In this environment, what the grid operators crave the most is flexible generation, especially those with rapid ramping capability to fill in any unexpected shortfalls in renewable generation and to maintain the system’s reliability.
This much is old news. What is new is that recent advances in energy storage technology, especially batteries, coupled with dramatic cost declines is making storage increasingly attractive relative to gas- fired peaking plants, which are not particularly efficient, are highly polluting and are expensive to maintain. Moreover, since peakers are infrequently used and only for a limited number of hours, they tend to be poor investments, sitting idle most of the time.
A case in point was a decision by San Francisco-based Pacific Gas & Electric Company (PG&E) backed by the regulator, the California Public Utilities Commission (CPUC) in Nov 2018 to replace 3 gas peakers with large battery storage units that would be among the world’s largest when completed.
The approved batteries would have a total of 567.5 MW of capacity with 2,270 MWh of storage consisting of a 300 MW, 1,200 MWh project from Vistra Energyand a 182.5 MW, 730 MWh Tesla battery that PG&E would own – all lithium-ion batteries.
Currently, the world’s largest lithium-ion battery is Tesla’s 100 MW, 127 MWh facility in South Australia (photo on next page) followed by Kyushu Electric Power Co. in Japan, which has a 50 MW, 300 MWh sodium-sulfur battery.
The CPUC directed PG&E to proceed with the batteries rather than signing contracts for 3 gas peakers based on analysis that showed that the cost of the batteries is
likely to be lower than continuing to operate the gas plants. This, despite the fact that natural gas is plentiful and cheap, is newsworthy.
Approval of PG&E’s landmark energy storage is the most significant example to date of batteries replacing fossil fuel generation on the power grid – in this case 3 plants owned by Calpine — the 580 MW Metcalf plant and the Feather River and Yuba City generators, both with 48 MW of capacity.
As with any approved infrastructure investment, PG&E will be allowed to recover the costs of the batteries from ratepayers through regulated rates based on the analysis that concluded that the batteries will be less expensive than the gas plants they will replace.
In describing the merits of batteries, Alex Eller, senior energy research analyst at Navigant, a consulting firm, told Utility Dive (9 Nov 2018) that, “Storage at this scale is likely now cheaper than the total cost to run the gas plants.” PG&E aims to have all 3 projects online by the end of 2020 – notwithstanding serious recent headwinds (box).

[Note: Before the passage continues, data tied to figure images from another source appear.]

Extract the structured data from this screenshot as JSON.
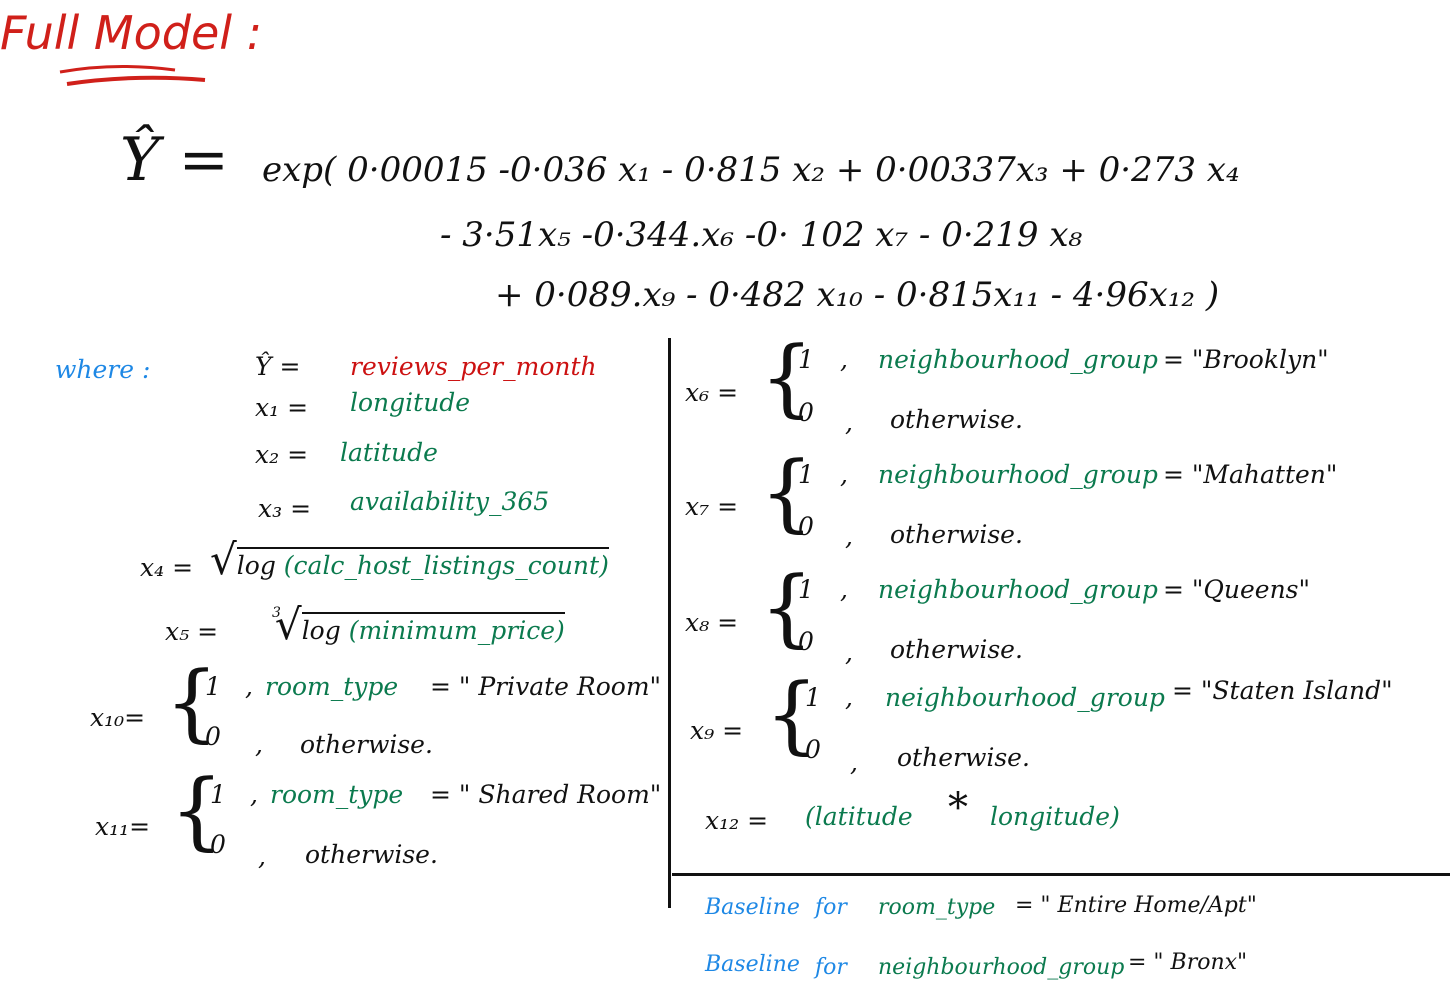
{
  "title": "Full Model :",
  "equation": {
    "lhs": "Ŷ =",
    "line1": "exp( 0·00015 -0·036 x₁ - 0·815 x₂ + 0·00337x₃ + 0·273 x₄",
    "line2": "- 3·51x₅ -0·344.x₆ -0· 102 x₇ - 0·219 x₈",
    "line3": "+ 0·089.x₉ - 0·482 x₁₀ - 0·815x₁₁ - 4·96x₁₂ )"
  },
  "where_label": "where :",
  "definitions": [
    {
      "lhs": "Ŷ =",
      "rhs": "reviews_per_month",
      "color": "red"
    },
    {
      "lhs": "x₁ =",
      "rhs": "longitude",
      "color": "green"
    },
    {
      "lhs": "x₂ =",
      "rhs": "latitude",
      "color": "green"
    },
    {
      "lhs": "x₃ =",
      "rhs": "availability_365",
      "color": "green"
    }
  ],
  "x4": {
    "lhs": "x₄ =",
    "fn": "log",
    "arg": "(calc_host_listings_count)"
  },
  "x5": {
    "lhs": "x₅ =",
    "index": "3",
    "fn": "log",
    "arg": "(minimum_price)"
  },
  "left_cases": [
    {
      "lhs": "x₁₀=",
      "one": "1",
      "cond_var": "room_type",
      "cond_val": "= \" Private Room\"",
      "zero": "0",
      "otherwise": "otherwise."
    },
    {
      "lhs": "x₁₁=",
      "one": "1",
      "cond_var": "room_type",
      "cond_val": "= \" Shared Room\"",
      "zero": "0",
      "otherwise": "otherwise."
    }
  ],
  "right_cases": [
    {
      "lhs": "x₆ =",
      "one": "1",
      "cond_var": "neighbourhood_group",
      "cond_val": "= \"Brooklyn\"",
      "zero": "0",
      "otherwise": "otherwise."
    },
    {
      "lhs": "x₇ =",
      "one": "1",
      "cond_var": "neighbourhood_group",
      "cond_val": "= \"Mahatten\"",
      "zero": "0",
      "otherwise": "otherwise."
    },
    {
      "lhs": "x₈ =",
      "one": "1",
      "cond_var": "neighbourhood_group",
      "cond_val": "= \"Queens\"",
      "zero": "0",
      "otherwise": "otherwise."
    },
    {
      "lhs": "x₉ =",
      "one": "1",
      "cond_var": "neighbourhood_group",
      "cond_val": "= \"Staten Island\"",
      "zero": "0",
      "otherwise": "otherwise."
    }
  ],
  "x12": {
    "lhs": "x₁₂ =",
    "rhs_a": "(latitude",
    "op": "*",
    "rhs_b": "longitude)"
  },
  "baselines": [
    {
      "label": "Baseline",
      "for": "for",
      "var": "room_type",
      "val": "= \" Entire Home/Apt\""
    },
    {
      "label": "Baseline",
      "for": "for",
      "var": "neighbourhood_group",
      "val": "= \" Bronx\""
    }
  ],
  "colors": {
    "title": "#d0201a",
    "variable": "#0b7a4e",
    "baseline": "#1e88e5",
    "response": "#cc1111"
  }
}
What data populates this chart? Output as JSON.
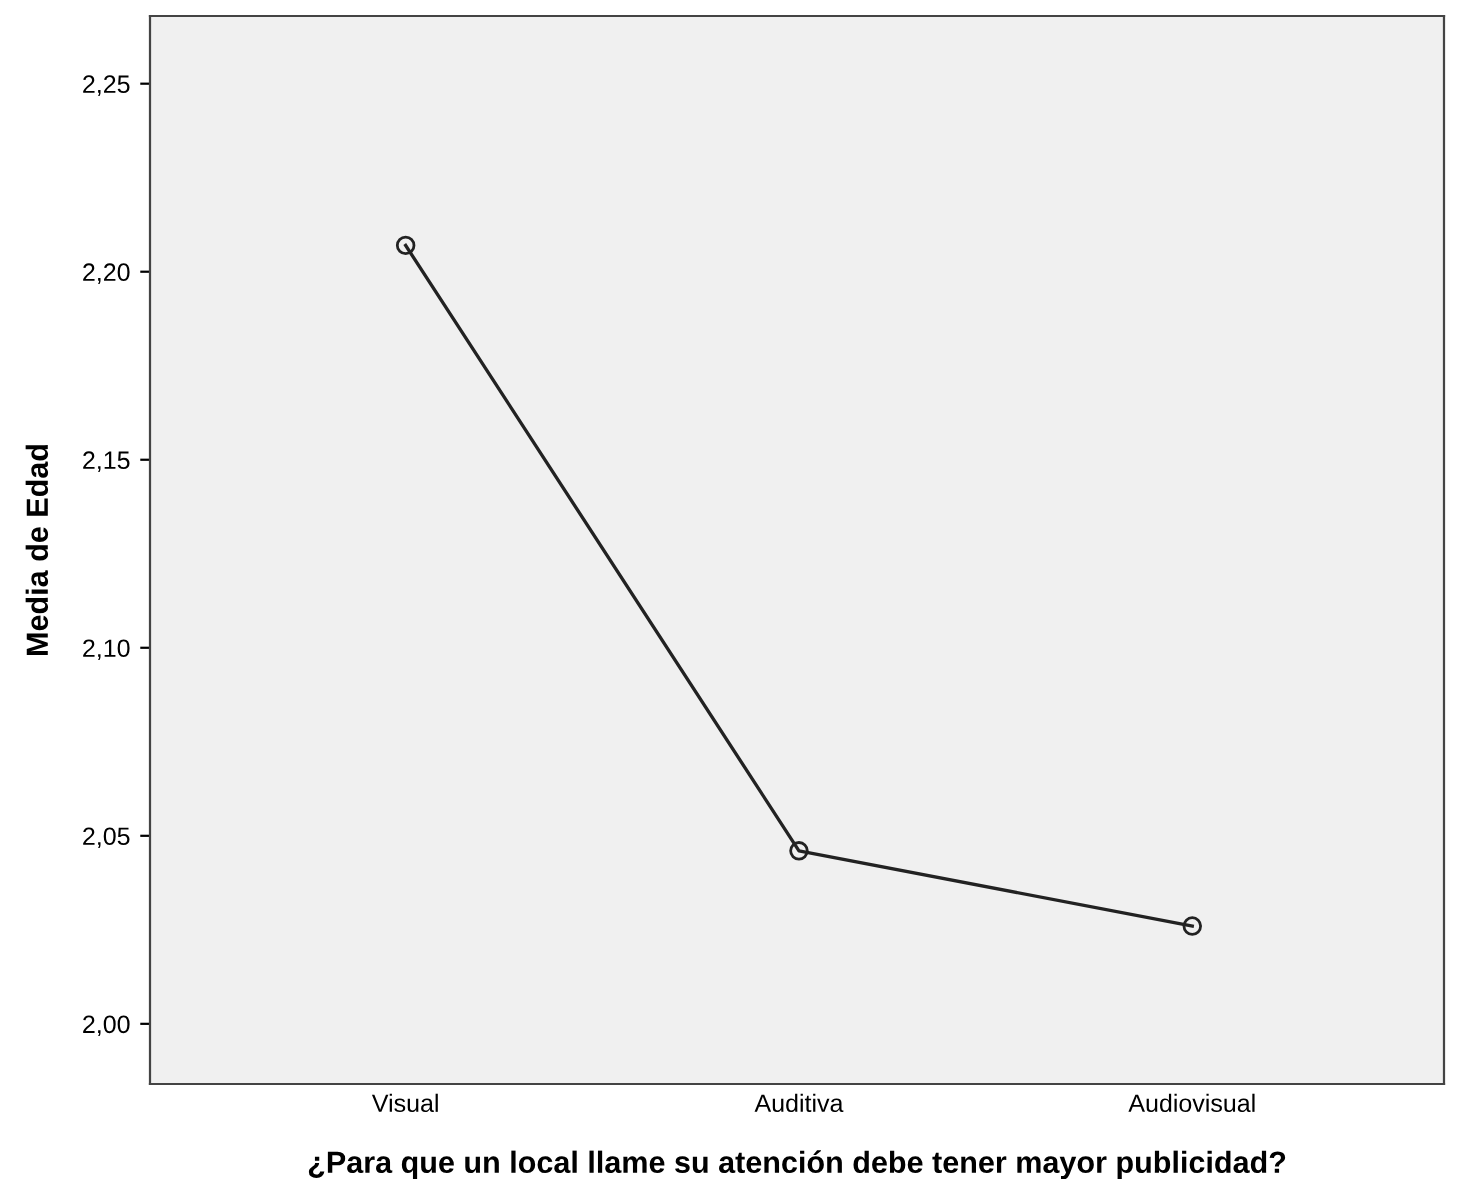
{
  "chart_data": {
    "type": "line",
    "xlabel": "¿Para que un local llame su atención debe tener mayor publicidad?",
    "ylabel": "Media de Edad",
    "categories": [
      "Visual",
      "Auditiva",
      "Audiovisual"
    ],
    "series": [
      {
        "color": "#222222",
        "values": [
          2.207,
          2.046,
          2.026
        ]
      }
    ],
    "ylim": [
      1.984,
      2.268
    ],
    "yticks": [
      {
        "value": 2.0,
        "label": "2,00"
      },
      {
        "value": 2.05,
        "label": "2,05"
      },
      {
        "value": 2.1,
        "label": "2,10"
      },
      {
        "value": 2.15,
        "label": "2,15"
      },
      {
        "value": 2.2,
        "label": "2,20"
      },
      {
        "value": 2.25,
        "label": "2,25"
      }
    ],
    "grid": false,
    "legend": false,
    "marker": "circle",
    "line_style": "solid"
  }
}
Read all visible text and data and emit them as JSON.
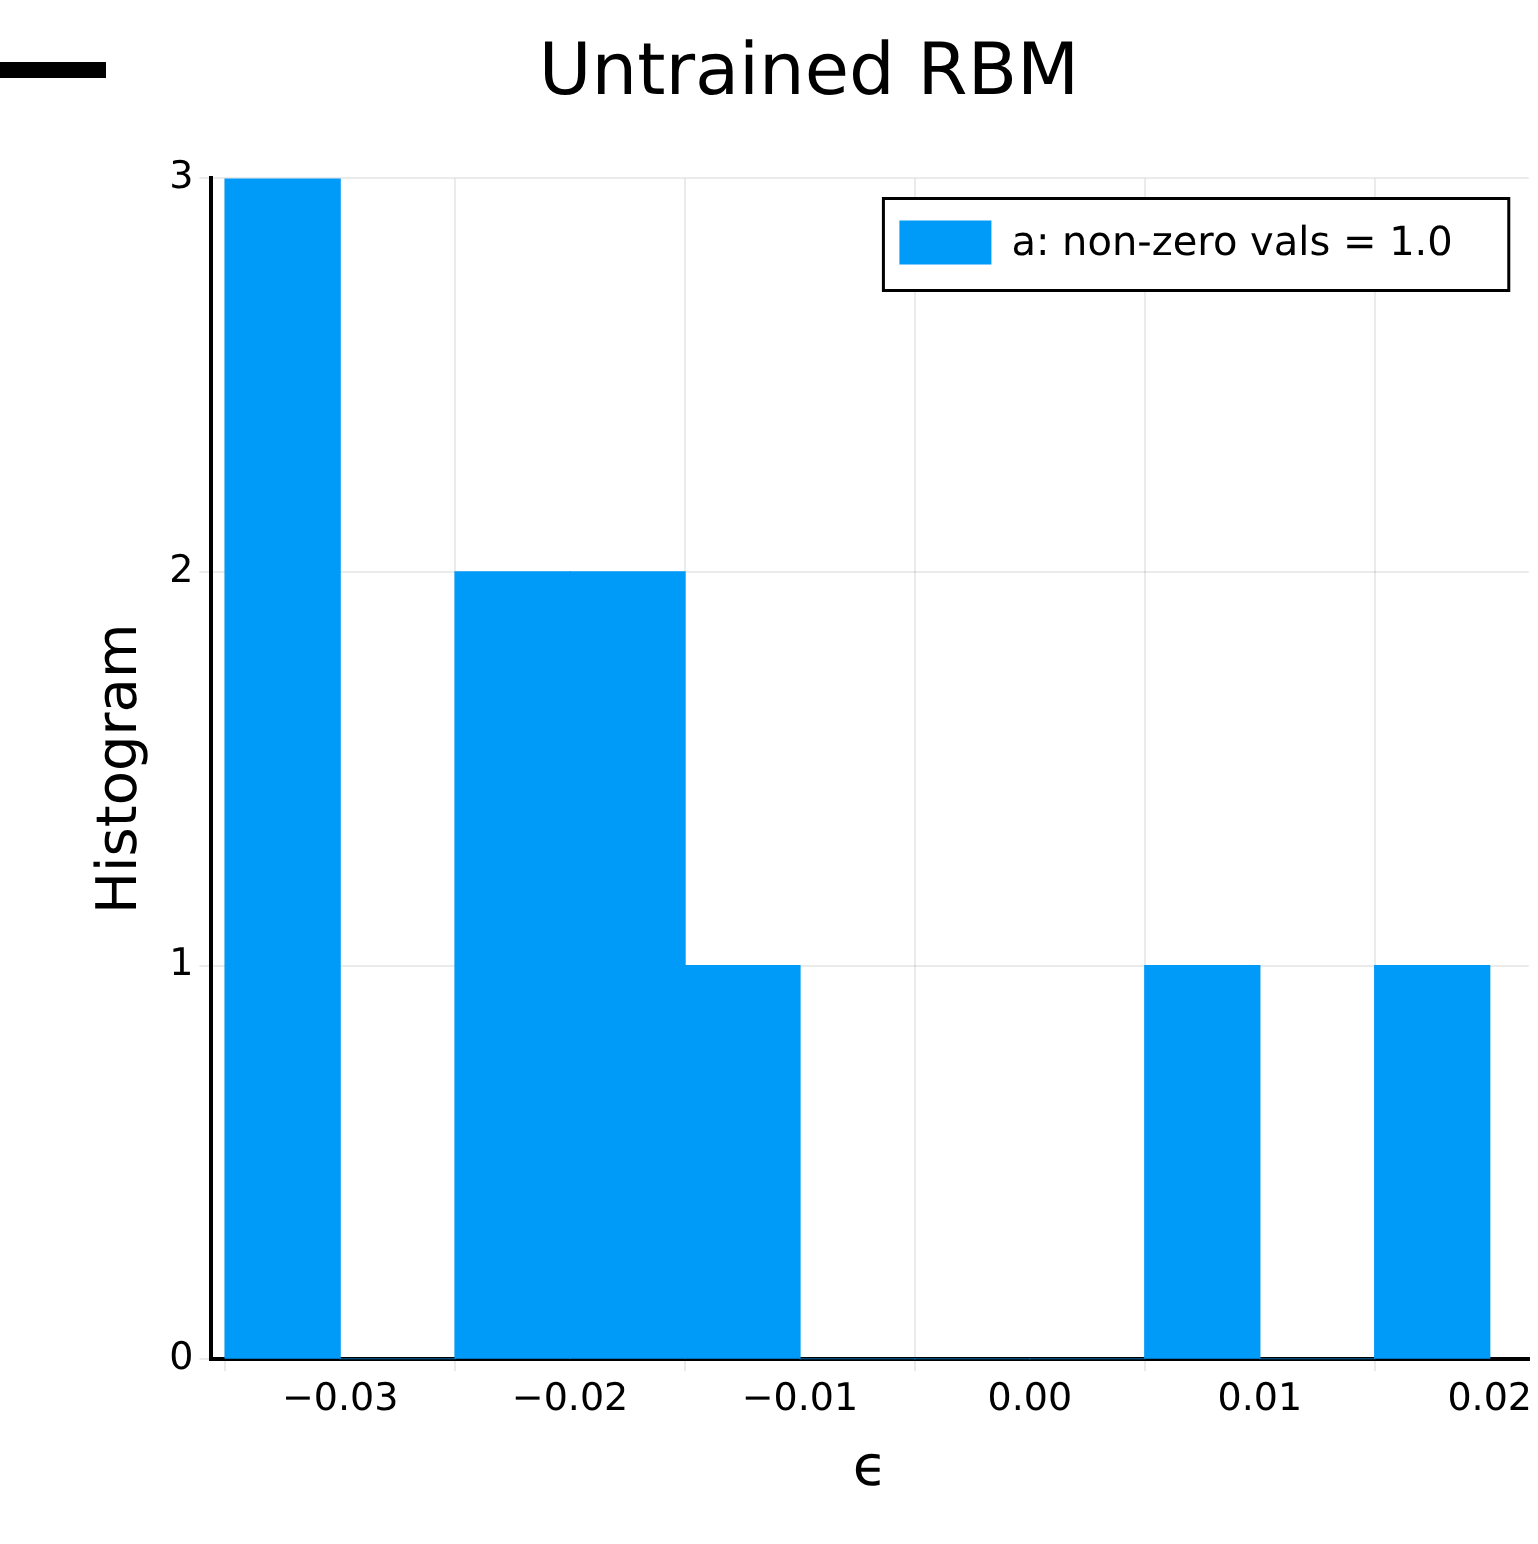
{
  "chart_data": {
    "type": "histogram",
    "title": "Untrained RBM",
    "xlabel": "ϵ",
    "ylabel": "Histogram",
    "bins": [
      -0.035,
      -0.03,
      -0.025,
      -0.02,
      -0.015,
      -0.01,
      -0.005,
      0,
      0.005,
      0.01,
      0.015,
      0.02
    ],
    "series": [
      {
        "name": "a: non-zero vals = 1.0",
        "color": "#009af9",
        "values": [
          3,
          0,
          2,
          2,
          1,
          0,
          0,
          0,
          1,
          0,
          1
        ]
      }
    ],
    "xlim": [
      -0.0356,
      0.0217
    ],
    "xticks": [
      {
        "value": -0.03,
        "label": "−0.03"
      },
      {
        "value": -0.02,
        "label": "−0.02"
      },
      {
        "value": -0.01,
        "label": "−0.01"
      },
      {
        "value": 0,
        "label": "0.00"
      },
      {
        "value": 0.01,
        "label": "0.01"
      },
      {
        "value": 0.02,
        "label": "0.02"
      }
    ],
    "ylim": [
      0,
      3
    ],
    "yticks": [
      0,
      1,
      2,
      3
    ],
    "grid": true,
    "legend": "top right"
  }
}
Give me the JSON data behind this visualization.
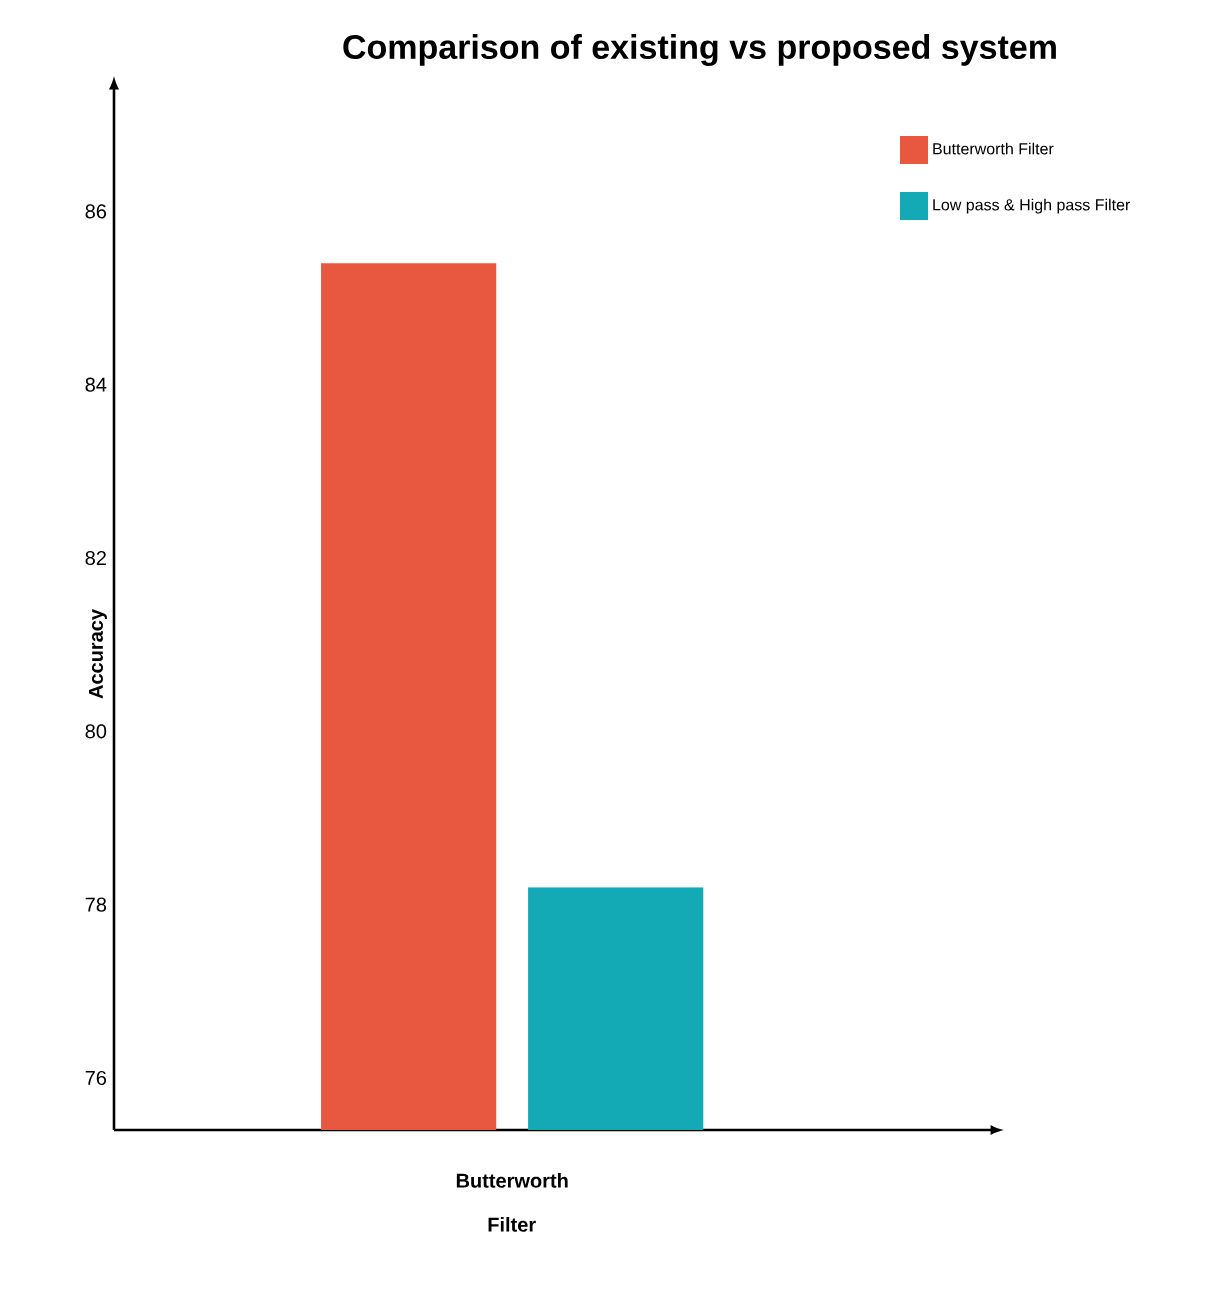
{
  "chart_data": {
    "type": "bar",
    "title": "Comparison of existing vs proposed system",
    "xlabel": "Filter",
    "ylabel": "Accuracy",
    "categories": [
      "Butterworth"
    ],
    "series": [
      {
        "name": "Butterworth Filter",
        "color": "#e8573f",
        "values": [
          85.4
        ]
      },
      {
        "name": "Low pass & High pass Filter",
        "color": "#13a9b5",
        "values": [
          78.2
        ]
      }
    ],
    "ylim": [
      75.4,
      87.4
    ],
    "yticks": [
      76,
      78,
      80,
      82,
      84,
      86
    ],
    "grid": false,
    "legend": "top right"
  }
}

Aside from the cost advantage, batteries have much faster response time – they can virtually ramp up and down instantly by following signals from the grid operator. This makes them so much more useful allowing them to respond to fluctuations in solar or wind generation – say variations in wind speed or changes in solar output temporarily obscured by passing clouds. Gas peakers can barely match the flexibility and fast response time of batteries.